The readiness question is whether Indian brands have the structured ingredient and efficacy data necessary to perform well within such a system if and when it arrives. Many Indian D2C brands market on positioning and aesthetic rather than structured clinical or ingredient-mechanism data. Brands that begin building this data discipline now — clear INCI listings, documented usage levels, in vitro or clinical substantiation where available — will be positioned advantageously whenever an AI advisor platform reaches scale in the Indian market.

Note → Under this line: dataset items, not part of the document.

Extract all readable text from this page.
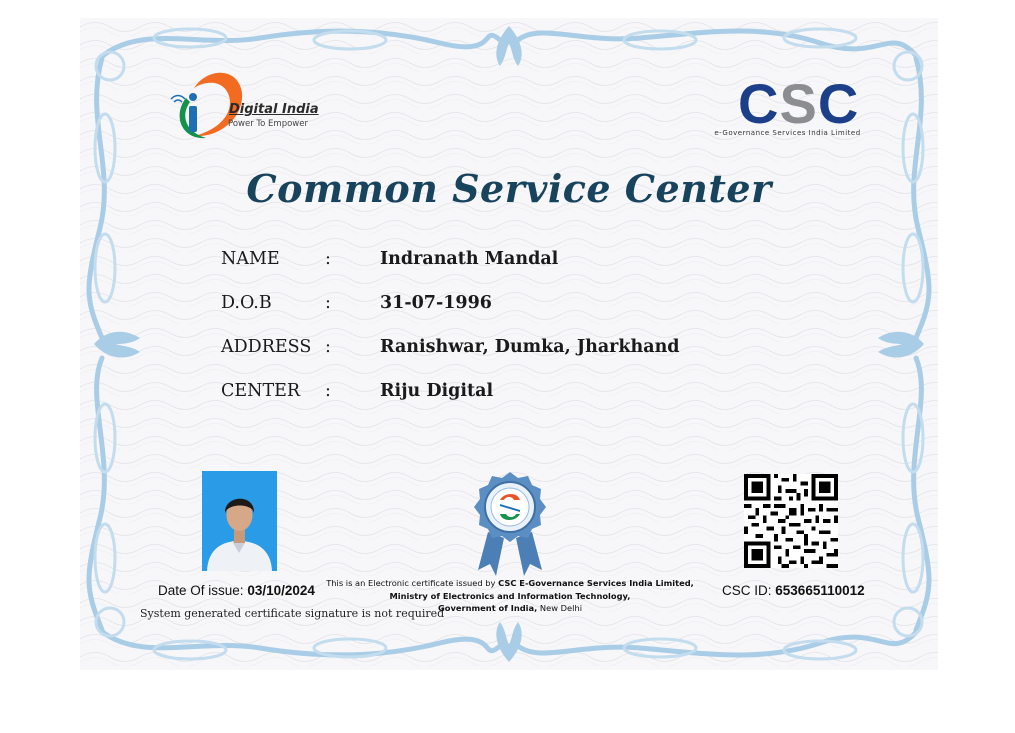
Digital India
Power To Empower	CSC
e-Governance Services India Limited
Common Service Center
NAME	:	Indranath Mandal
D.O.B	:	31-07-1996
ADDRESS :	Ranishwar, Dumka, Jharkhand
CENTER :	Riju Digital
Date Of issue: 03/10/2024
System generated certificate signature is not required
This is an Electronic certificate issued by CSC E-Governance Services India Limited,
Ministry of Electronics and Information Technology,
Government of India, New Delhi
CSC ID: 653665110012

What Manufacturers and R&D Teams Should Do Now
Three priorities deserve evaluation.
Audit your product data completeness against an AI-matching standard. Review whether your products have structured, accessible data on active ingredients, usage levels, claimed benefits, and any available substantiation — the inputs an AI advisor needs to recommend accurately. Gaps here are increasingly a discoverability risk, not just a regulatory compliance question.
Treat ingredient transparency as a competitive requirement, not just a consumer trend. AI advisors built on ingredient-and-mechanism matching favour brands that document precisely what their products do and why. Vague positioning language performs poorly in algorithmic matching regardless of how well it performs in traditional marketing.
Monitor the Indian platform landscape for emerging AI advisory tools. Whichever Indian e-commerce or beauty retail platform builds or licenses Noli-equivalent technology first will reshape discovery dynamics for every brand on that platform. Early engagement and data readiness will determine which brands benefit from the transition and which are disadvantaged by it.
Noli is one platform, backed by one conglomerate, addressing one market. The structural shift it represents — AI-mediated, ingredient-led product discovery that crosses brand boundaries — is the development manufacturers and R&D teams should be planning for, regardless of when an equivalent tool arrives in India specifically.